Tags: , — September 18, 2007 @ 5:02 pm

Na última sexta-feira meu professor de DSI (Desenvolvimento em Sistemas de Informação) apresentou uma nova abordagem em desenvolvimento de software com a aula mais dinâmica que já tive. Trata-se da Extreme Programming (XP) .

Esta é uma nova metodologia de desenvolvimento de software (com cerca de 8 anos), voltada a interatividade com o cliente, ao trabalho em grupo e a dinâmica. Recomendada para desenvolvimento de softwares com requisitos vagos e que necessitem de constantes mudanças.

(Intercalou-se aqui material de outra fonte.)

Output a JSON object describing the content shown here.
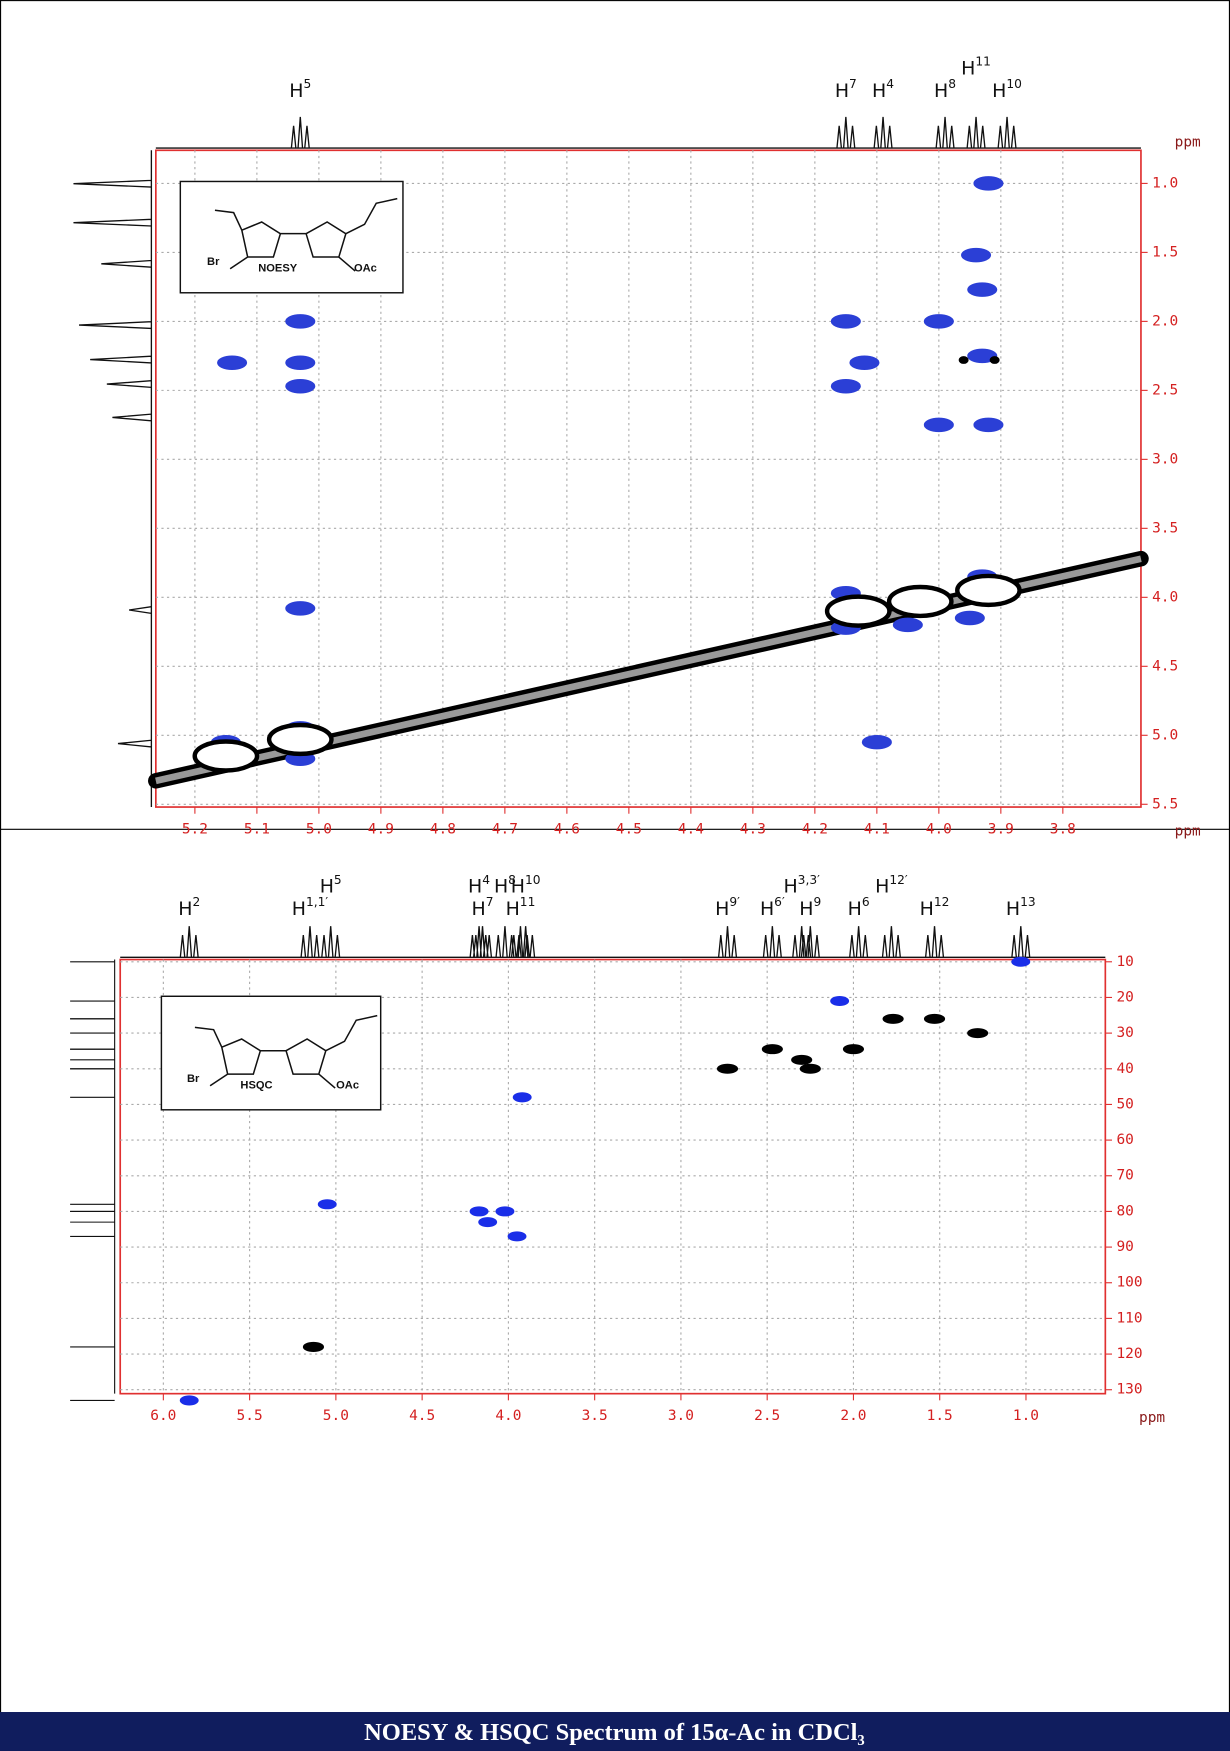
{
  "chart_data": [
    {
      "type": "scatter",
      "xlabel": "ppm",
      "ylabel": "ppm",
      "xlim": [
        5.263,
        3.674
      ],
      "ylim": [
        5.52,
        0.76
      ],
      "xticks": [
        5.2,
        5.1,
        {
          "value": 5,
          "label": "5.0"
        },
        4.9,
        4.8,
        4.7,
        4.6,
        4.5,
        4.4,
        4.3,
        4.2,
        4.1,
        {
          "value": 4,
          "label": "4.0"
        },
        3.9,
        3.8
      ],
      "yticks": [
        {
          "value": 1,
          "label": "1.0"
        },
        1.5,
        {
          "value": 2,
          "label": "2.0"
        },
        2.5,
        {
          "value": 3,
          "label": "3.0"
        },
        3.5,
        {
          "value": 4,
          "label": "4.0"
        },
        4.5,
        {
          "value": 5,
          "label": "5.0"
        },
        5.5
      ],
      "grid": true,
      "peak_labels": [
        {
          "text": "H",
          "sup": "5",
          "x": 5.03
        },
        {
          "text": "H",
          "sup": "7",
          "x": 4.15
        },
        {
          "text": "H",
          "sup": "4",
          "x": 4.09
        },
        {
          "text": "H",
          "sup": "8",
          "x": 3.99
        },
        {
          "text": "H",
          "sup": "11",
          "x": 3.94
        },
        {
          "text": "H",
          "sup": "10",
          "x": 3.89
        }
      ],
      "inset_labels": [
        "Br",
        "NOESY",
        "OAc"
      ],
      "lines": [
        {
          "color": "#000000",
          "x": [
            5.263,
            3.674
          ],
          "y": [
            5.33,
            3.72
          ]
        }
      ],
      "series": [
        {
          "color": "#2b3fd6",
          "x": [
            5.14,
            5.03,
            5.03,
            5.03,
            5.03,
            4.1,
            4.15,
            4.12,
            4.15,
            4.0,
            4.0,
            3.92,
            3.92,
            3.94,
            3.93,
            3.93,
            4.15,
            4.15,
            4.05,
            3.93,
            3.95,
            5.15,
            5.03,
            5.03
          ],
          "y": [
            2.3,
            2.0,
            2.3,
            2.47,
            4.08,
            5.05,
            2.0,
            2.3,
            2.47,
            2.0,
            2.75,
            2.75,
            1.0,
            1.52,
            1.77,
            2.25,
            3.97,
            4.22,
            4.2,
            3.85,
            4.15,
            5.05,
            4.95,
            5.17
          ]
        },
        {
          "color": "#000000",
          "x": [
            5.15,
            5.03,
            4.13,
            4.03,
            3.92
          ],
          "y": [
            5.15,
            5.03,
            4.1,
            4.03,
            3.95
          ]
        },
        {
          "color": "#000000",
          "x": [
            3.96,
            3.91
          ],
          "y": [
            2.28,
            2.28
          ]
        }
      ]
    },
    {
      "type": "scatter",
      "xlabel": "ppm",
      "xlim": [
        6.25,
        0.54
      ],
      "ylim": [
        131.1,
        9.37
      ],
      "xticks": [
        {
          "value": 6,
          "label": "6.0"
        },
        5.5,
        {
          "value": 5,
          "label": "5.0"
        },
        4.5,
        {
          "value": 4,
          "label": "4.0"
        },
        3.5,
        {
          "value": 3,
          "label": "3.0"
        },
        2.5,
        {
          "value": 2,
          "label": "2.0"
        },
        1.5,
        {
          "value": 1,
          "label": "1.0"
        }
      ],
      "yticks": [
        10,
        20,
        30,
        40,
        50,
        60,
        70,
        80,
        90,
        100,
        110,
        120,
        130
      ],
      "grid": true,
      "peak_labels": [
        {
          "text": "H",
          "sup": "2",
          "x": 5.85
        },
        {
          "text": "H",
          "sup": "1,1′",
          "x": 5.15
        },
        {
          "text": "H",
          "sup": "5",
          "x": 5.03
        },
        {
          "text": "H",
          "sup": "7",
          "x": 4.15
        },
        {
          "text": "H",
          "sup": "4",
          "x": 4.17
        },
        {
          "text": "H",
          "sup": "8",
          "x": 4.02
        },
        {
          "text": "H",
          "sup": "11",
          "x": 3.93
        },
        {
          "text": "H",
          "sup": "10",
          "x": 3.9
        },
        {
          "text": "H",
          "sup": "9′",
          "x": 2.73
        },
        {
          "text": "H",
          "sup": "6′",
          "x": 2.47
        },
        {
          "text": "H",
          "sup": "9",
          "x": 2.25
        },
        {
          "text": "H",
          "sup": "3,3′",
          "x": 2.3
        },
        {
          "text": "H",
          "sup": "6",
          "x": 1.97
        },
        {
          "text": "H",
          "sup": "12′",
          "x": 1.78
        },
        {
          "text": "H",
          "sup": "12",
          "x": 1.53
        },
        {
          "text": "H",
          "sup": "13",
          "x": 1.03
        }
      ],
      "inset_labels": [
        "Br",
        "HSQC",
        "OAc"
      ],
      "series": [
        {
          "color": "#1a2ee8",
          "x": [
            1.03,
            2.08,
            3.92,
            5.05,
            4.17,
            4.02,
            4.12,
            3.95,
            5.85
          ],
          "y": [
            10,
            21,
            48,
            78,
            80,
            80,
            83,
            87,
            133
          ]
        },
        {
          "color": "#000000",
          "x": [
            1.77,
            1.53,
            1.28,
            2.47,
            2.0,
            2.3,
            2.25,
            2.73,
            5.13
          ],
          "y": [
            26,
            26,
            30,
            34.5,
            34.5,
            37.5,
            40,
            40,
            118
          ]
        }
      ]
    }
  ],
  "caption": "NOESY & HSQC Spectrum of 15α-Ac in CDCl₃"
}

É baseada nas seguintes regras e práticas:

  • Planejamento
    • Problemas do usuário
      • São escritos pelos clientes especificando o que o sistema deve fazer por eles;
      • Estes Problemas assemelham-se ao uso de cenários, mas não limitados a descrever uma interface e são expressados em cerca de três sentenças escritas pelo cliente;
    • Plano de Lançamento
      • Após os Problemas serem escritos, encontros são realizados para para criar o Plano de Lançamento;
      • Este Plano de Lançamento especifica que cartões serão implementados para cada lançamento e as datas destes lançamentos;
    • Lançamentos Periódicos
      • O Time de desenvolvimento deve liberar pequenas versões interativas aos clientes periodicamente;
      • No próximo encontro os clientes expõe suas opiniões e satisfações sobre o projeto (Teste de Aceitação), o que permite ao time melhorar este de acordo com as necessidades do cliente;
    • Velocidade do Projeto
      • A Velocidade do Projeto é medida conforme quanto trabalho é realizado no projeto;
      • Para medí-la, simplesmente adicione as estimativas de cada Problema resolvido durante a iteração;
    • O projeto é dividido em Iterações
      • Desenvolvimento iterativo adiciona agilidade ao processo de desenvolvimento;
      • Divida o projeto em cerca de uma dúzia de iterações com uma a três semanas de duração;
      • Mantenha essa duração constante durante o projeto, é esta constante que torna a medida de progresso e o planejamento simples e confiável na XP;
    • Plano de Iteração
      • Uma reunião é feita no início de cada Iteração para criar o plano daquela Iteração, os trabalhos de programação a serem realizados;
      • Problemas são escolhidos pelo cliente para esta Iteração, a partir do Plano de Lançamento, na ordem do mais importante para cliente primeiro;
      • O total de problemas é estimado de acordo com a velocidade do Projeto da última Iteração;
      • Testes de Aceitação falhos e que precisem de reparos também são selecionados;
      • Estes Problemas do Cliente e Testes de Aceitação são divididos em tarefas e anotados em Cartões;
      • Enquanto os Problemas são descritos na linguagem do Cliente, os Cartões são escritos na Linguagem doProgramador;
      • Programadores responsabilizam-se por estes Cartões e estimam quanto tempo suas tarefas levarão para serem completadas (geralmente 1 a 3 dias);
    • Mude os Papéis
      • Os papéis de cada membro do time de programação devem ser trocados constantemente para evitar desperdício de conhecimento e “codificação viciada” destes;
      • Se apenas um membro é capaz de trabalhar em certa área, será um problema se esta pessoa sair do projeto ou você pode acabar com acumulo de tarefas para este;
    • Reuniões em pé
      • Uma reunião em pé é realizada diariamente;
      • Comunicação entre o time de projeto é a intenção desta reunião;
      • O conhecimento de cada um é dispersado e compartilhado, assim como uma visão geral do andamento do projeto;
      • Reuniões em pé tentem a ser rápidas e dinâmicas, e impede que o time distraia-se com futilidades;
    • “Conserte a XP quando ela quebrar”
      • Nào dizemos ’se’ porque obviamente serão necessárias modificações e adaptações para cada projeto;
      • Não exite em descartar as opções que não funcionarem e adicionar novas.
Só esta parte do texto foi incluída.